Sous le prétexte d’obtenir un soutien pour des raisons humanitaires, les individus sont déshumanisés, et privés de leur dignité, puisqu’ils sont réduits à la somme de leurs invalidités et de leurs vulnérabilités. Une compétition naît au sein de ceux qui sont soumis aux contrôles de l’immigration pour savoir pour qui les raisons humanitaires sont les plus graves. En fin de compte il est pratiquement impossible pour les jeunes, en bonne santé, sans enfants, célibataires, sans dossier de demande d’asile, de défendre leur droit de s’installer. Nous soutenons donc le slogan « Solidarité et pas Pitié ». Nous soutenons inconditionnellement le droit de toute personne à résider ici si elle le désire, indépendamment de ses circonstances individuelles.

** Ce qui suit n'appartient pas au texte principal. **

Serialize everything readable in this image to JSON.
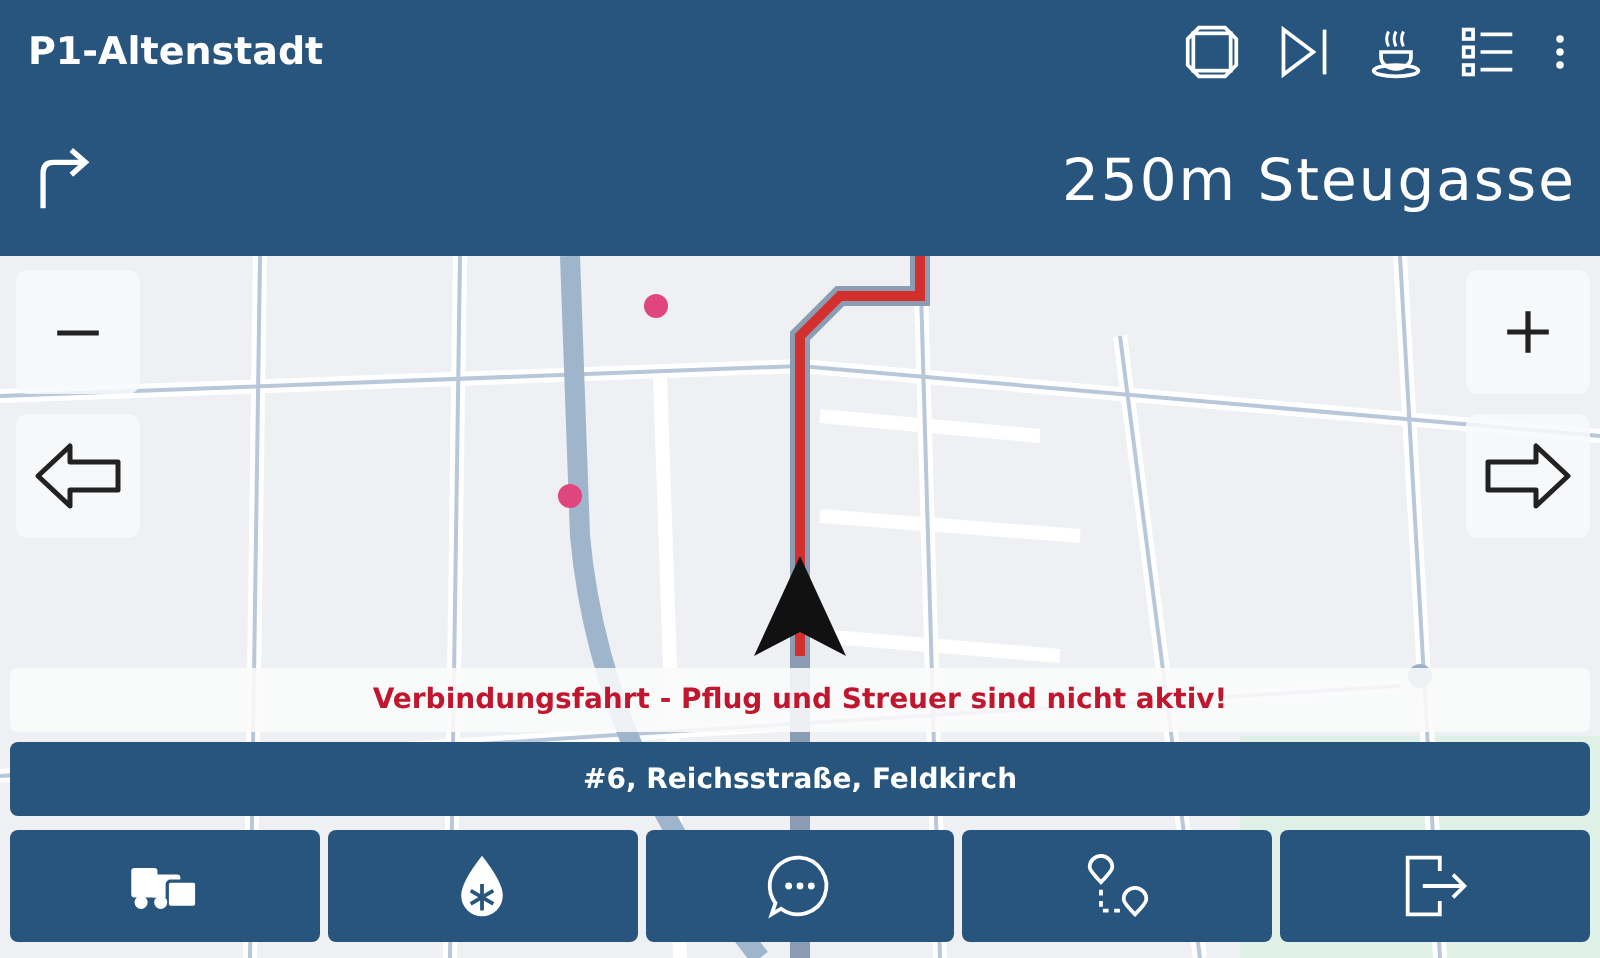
{
  "header": {
    "title": "P1-Altenstadt"
  },
  "instruction": {
    "text": "250m Steugasse"
  },
  "map": {
    "notice": "Verbindungsfahrt - Pflug und Streuer sind nicht aktiv!",
    "destination": "#6, Reichsstraße, Feldkirch"
  }
}
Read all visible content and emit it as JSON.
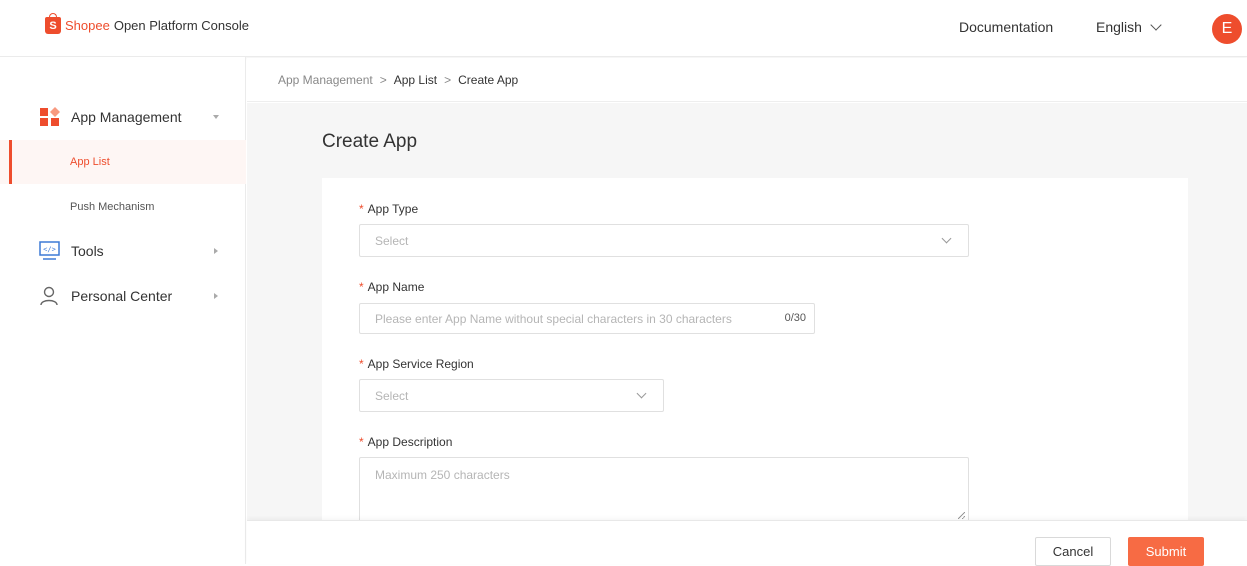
{
  "header": {
    "brand": "Shopee",
    "subtitle": "Open Platform Console",
    "logo_letter": "S",
    "documentation_label": "Documentation",
    "language_label": "English",
    "avatar_letter": "E",
    "brand_color": "#ee4d2d"
  },
  "sidebar": {
    "groups": [
      {
        "label": "App Management",
        "icon": "app-grid-icon",
        "state": "expanded",
        "items": [
          {
            "label": "App List",
            "active": true
          },
          {
            "label": "Push Mechanism",
            "active": false
          }
        ]
      },
      {
        "label": "Tools",
        "icon": "code-monitor-icon",
        "state": "collapsed"
      },
      {
        "label": "Personal Center",
        "icon": "user-icon",
        "state": "collapsed"
      }
    ]
  },
  "breadcrumb": {
    "items": [
      "App Management",
      "App List",
      "Create App"
    ],
    "separator": ">"
  },
  "page": {
    "title": "Create App"
  },
  "form": {
    "app_type": {
      "label": "App Type",
      "required": true,
      "placeholder": "Select"
    },
    "app_name": {
      "label": "App Name",
      "required": true,
      "placeholder": "Please enter App Name without special characters in 30 characters",
      "counter": "0/30"
    },
    "app_service_region": {
      "label": "App Service Region",
      "required": true,
      "placeholder": "Select"
    },
    "app_description": {
      "label": "App Description",
      "required": true,
      "placeholder": "Maximum 250 characters"
    }
  },
  "footer": {
    "cancel_label": "Cancel",
    "submit_label": "Submit",
    "submit_color": "#f76b44"
  },
  "required_mark": "*"
}
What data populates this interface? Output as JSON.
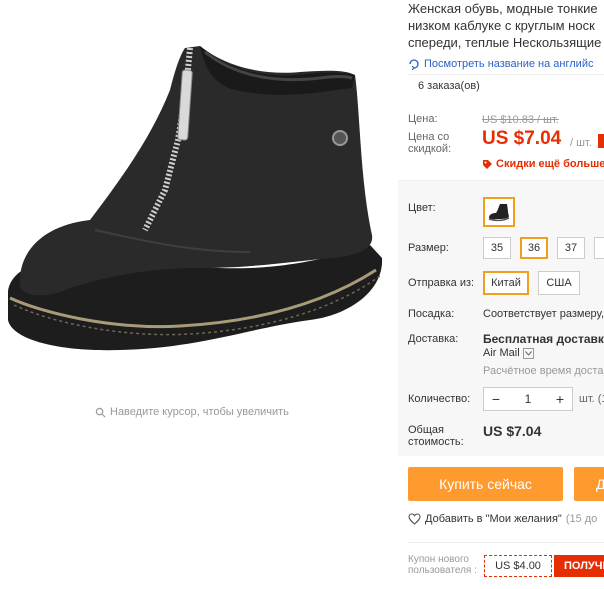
{
  "product": {
    "title_lines": [
      "Женская обувь, модные тонкие",
      "низком каблуке с круглым носк",
      "спереди, теплые Нескользящие"
    ],
    "translate_link": "Посмотреть название на английс",
    "orders": "6 заказа(ов)"
  },
  "gallery": {
    "zoom_hint": "Наведите курсор, чтобы увеличить"
  },
  "price": {
    "price_label": "Цена:",
    "old_price": "US $10.83 / шт.",
    "discount_label": "Цена со скидкой:",
    "new_price": "US $7.04",
    "per_unit": "/ шт.",
    "discount_more": "Скидки ещё больше"
  },
  "options": {
    "color_label": "Цвет:",
    "size_label": "Размер:",
    "sizes": [
      "35",
      "36",
      "37"
    ],
    "selected_size": "36",
    "ships_from_label": "Отправка из:",
    "ships_from": [
      "Китай",
      "США"
    ],
    "fit_label": "Посадка:",
    "fit_value": "Соответствует размеру,",
    "delivery_label": "Доставка:",
    "delivery_title": "Бесплатная доставка в",
    "delivery_carrier": "Air Mail",
    "delivery_time": "Расчётное время доставки",
    "quantity_label": "Количество:",
    "quantity": "1",
    "quantity_minus": "−",
    "quantity_plus": "+",
    "quantity_unit": "шт. (1",
    "total_label": "Общая стоимость:",
    "total_value": "US $7.04"
  },
  "actions": {
    "buy_now": "Купить сейчас",
    "add_to_cart_fragment": "Д",
    "wishlist": "Добавить в \"Мои желания\"",
    "wishlist_count": "(15 до"
  },
  "coupon": {
    "label": "Купон нового пользователя :",
    "value": "US $4.00",
    "get": "ПОЛУЧИ"
  },
  "colors": {
    "accent_orange": "#ff9a2e",
    "selected_border": "#f0a020",
    "price_red": "#e62e04",
    "link_blue": "#2a63c6"
  },
  "icons": {
    "zoom": "search-icon",
    "translate": "translate-icon",
    "discount": "tag-icon",
    "wishlist": "heart-icon",
    "carrier_dropdown": "chevron-down-icon"
  }
}
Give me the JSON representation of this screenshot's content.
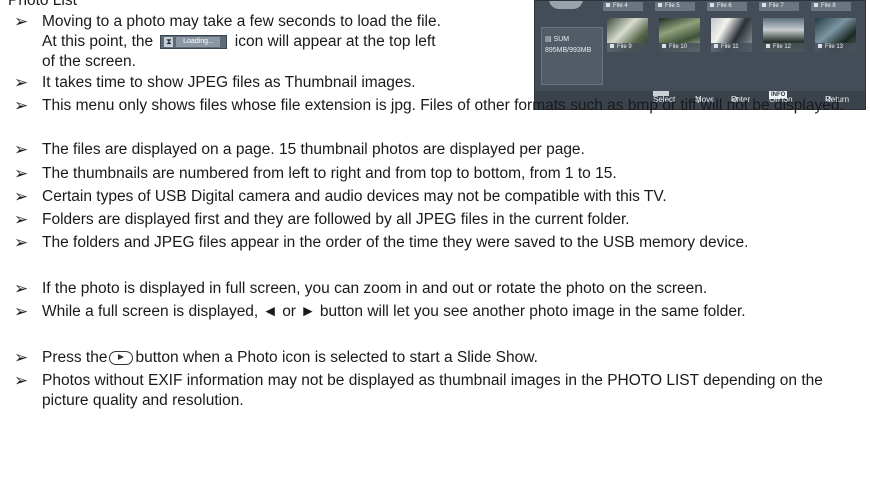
{
  "heading": "Photo List",
  "notes": [
    {
      "line1_pre": "Moving to a photo may take a few seconds to load the file.",
      "line2_pre": "At this point, the",
      "loading_label": "Loading...",
      "line2_post": "icon will appear at the top left",
      "line3": "of the screen."
    },
    {
      "text": "It takes time to show JPEG files as Thumbnail images."
    },
    {
      "text": "This menu only shows files whose file extension is jpg. Files of other formats such as bmp or tiff will not be displayed."
    },
    {
      "text": "The files are displayed on a page. 15 thumbnail photos are displayed per page."
    },
    {
      "text": "The thumbnails are numbered from left to right and from top to bottom, from 1 to 15."
    },
    {
      "text": "Certain types of USB Digital camera and audio devices may not be compatible with this TV."
    },
    {
      "text": "Folders are displayed first and they are followed by all JPEG files in the current folder."
    },
    {
      "text": "The folders and JPEG files appear in the order of the time they were saved to the USB memory device."
    },
    {
      "text": "If the photo is displayed in full screen, you can zoom in and out or rotate the photo on the screen."
    },
    {
      "text": "While a full screen is displayed, ◄ or ► button will let you see another photo image in the same folder."
    },
    {
      "pre": "Press the",
      "post": "button when a Photo icon is selected to start a Slide Show."
    },
    {
      "text": "Photos without EXIF information may not be displayed as thumbnail images in the PHOTO LIST depending on the picture quality and resolution."
    }
  ],
  "tv_screen": {
    "device_label": "SUM",
    "capacity": "895MB/993MB",
    "top_labels": [
      "File 4",
      "File 5",
      "File 6",
      "File 7",
      "File 8"
    ],
    "thumb_labels": [
      "File 9",
      "File 10",
      "File 11",
      "File 12",
      "File 13"
    ],
    "controls": {
      "select": "Select",
      "move": "Move",
      "enter": "Enter",
      "info_key": "INFO",
      "option": "Option",
      "return": "Return"
    }
  }
}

En second lieu, nous défendons la nécessité d’exposer tous les mensonges et l’hypocrisie des partisans des contrôles de l’immigration – le mensonge notamment selon lequel les personnes qui viennent ici sont un « fardeau » pour les dépenses sociales et «inondent» le pays. Il est important de rejeter l’idée que si les contrôles de l’immigration étaient abolis ce pays serait envahi par les populations de continents entiers; la réalité est que la vaste majorité des gens préfère rester chez eux s’il leur en est possible. Cependant nous rejetons l’argument selon lequel l’immigration est dans l’intérêt économique des habitants de ce pays, car un tel argument est faux et parce que la situation peut changer. Par exemple, il est vrai que, jusqu’à récemment, il y avait plus d’émigrés que d’immigrés ; hors ceci n’est plus le cas. Les immigrés et les réfugiés contribuent aujourd’hui nettement au système de protection sociale, par leurs cotisations etc. Mais si de nouveaux arrivants avaient accès à un pourcentage « disproportionné » des aides sociales, cela signifierait-il que nous devrions être en faveur des contrôles ? Les statistiques sont très utiles dans le sens où elles mettent en lumière les distorsions et les mensonges, mais elles ne peuvent constituer le fondement de notre opposition aux contrôles. Les statistiques peuvent être un jouet aux mains du destin politique. Les principes ne le sont pas. C’est pour cela que nous soutenons le principe qu’aucune personne n’est jamais illégale.

Troisièmement, nous reconnaissons que pendant plusieurs siècles, les immigrés et les réfugiés ont contribué à la société britannique. La Grande- Bretagne s’est construite au fil des vagues d’immigration -l’idée d’une quelconque population « indigène » est non seulement politiquement raciste mais aussi historiquement absurde. Toutefois nous nous opposons aux arguments qui cherchent à justifier la présence de quiconque sur la base d’une contribution économique ou culturelle ou de toute autre contribution. Il n’appartient ni à l’Etat britannique ni à quiconque de décider de l’endroit où l’on devrait ou pas vivre : seuls les migrants et réfugiés eux-mêmes ont le droit de le décider. Nous soutenons le droit d’entrée sans entraves pour les incapables, les inemployables et les incultes. Nous affirmons No one is illegal.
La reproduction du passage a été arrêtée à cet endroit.